Are you saying that a list of cases that conflict with a certain
criterium (e.g., MT-Safe) including some rationale why there is deemed
to be a conflict equates a strict definition?

If so -- and let's ignore for a while whether this would indeed
guarantee to be a complete and strict definition --, then this would
mean that to understand the MT-Safe definition, users would have to go
through the whole exhaustive list of interfaces and the rationale and
build up their own assumptions about what should be MT-Safe or not.

Trying to define by giving examples typically doesn't work well, in
contrast to *illustrating* by giving examples.

> This, and the various
> other requirements imposed to various functions throughout the standard,
> makes the situations that raise safety issues and what POSIX expects
> implementations to do to avoid them very clear.  The end result may not
> be a perfect match for any of the transactional consistency models,

You can't do without atomic entities at some level of the model.  In the
worst case, 1-bit-wide accesses to memory will be atomic.

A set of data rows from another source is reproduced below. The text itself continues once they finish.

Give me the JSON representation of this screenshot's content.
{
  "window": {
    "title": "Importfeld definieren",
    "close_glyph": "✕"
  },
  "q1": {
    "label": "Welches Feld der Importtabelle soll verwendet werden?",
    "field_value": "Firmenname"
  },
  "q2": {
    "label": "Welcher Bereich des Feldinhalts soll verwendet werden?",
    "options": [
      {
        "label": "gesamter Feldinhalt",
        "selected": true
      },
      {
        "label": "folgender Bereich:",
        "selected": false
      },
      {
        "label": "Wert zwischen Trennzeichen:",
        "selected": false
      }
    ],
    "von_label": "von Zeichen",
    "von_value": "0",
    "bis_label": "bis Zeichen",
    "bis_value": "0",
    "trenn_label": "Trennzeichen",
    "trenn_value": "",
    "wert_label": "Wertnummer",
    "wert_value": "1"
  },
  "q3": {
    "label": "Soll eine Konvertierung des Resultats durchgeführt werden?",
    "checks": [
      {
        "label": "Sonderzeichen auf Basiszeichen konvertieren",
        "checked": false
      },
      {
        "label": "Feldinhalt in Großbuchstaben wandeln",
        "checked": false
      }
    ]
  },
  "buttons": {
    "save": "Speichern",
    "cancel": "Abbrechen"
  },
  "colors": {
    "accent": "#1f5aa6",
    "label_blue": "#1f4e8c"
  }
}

(In the shared-memory synchronization / distributed computing
literature, the low-level state-holding entities are called "registers";
just a pointer if you want to look at some of the background to this...)

> since there are explicit allowances for interactions and interleaving of
> concurrent executions,

If there are explicit allowances in some cases, great.  That doesn't
conflict at all with having to reason about the parts that the functions
are broken up into using atomicity and/or sequential specifications.
(But, per Carlos request, that should be discussed in a separate
thread.)

> but that doesn't make it too weak, too poorly
> defined, or in need of a major revamp.  People have been able to make
> perfect sense of the MT-Safety notion for at least 2 decades.

I find it interesting that you call it a "notion" and do not speak about
a "definition".

Second, define "perfect sense" and prove your claim.

> I recall
> studying so-named properties in Solaris man pages for multi-threaded
> projects I wrote as an undergrad back in 1994, maybe even 1993,
> including a multi-threading layer on top of reverse-engineered SunRPC.
> I recall writing and running some distributed and multi-threaded (toy)
> optimization programs in 1996, on dual- and six-processor SPARC machines
> that were already years old back then. The concept of MT-Safety was
> already well-defined back then;

Then I guess you should have no problem giving us a proper
definition :) 

Or maybe you could give us a list of these other definitions.  Or relate
these definitions to the choices I outlined in my other email (about how
to reason about correctness of functions with sequential specs in a
concurrent setting).

Also, why are you mentioning the years?  Is that just some story, or do
you want to convey anything substantial?  Memory models are discussed at
least since the 70s, serializability is even older I believe, and
linearizability is used since the early 90s.  So what's the point?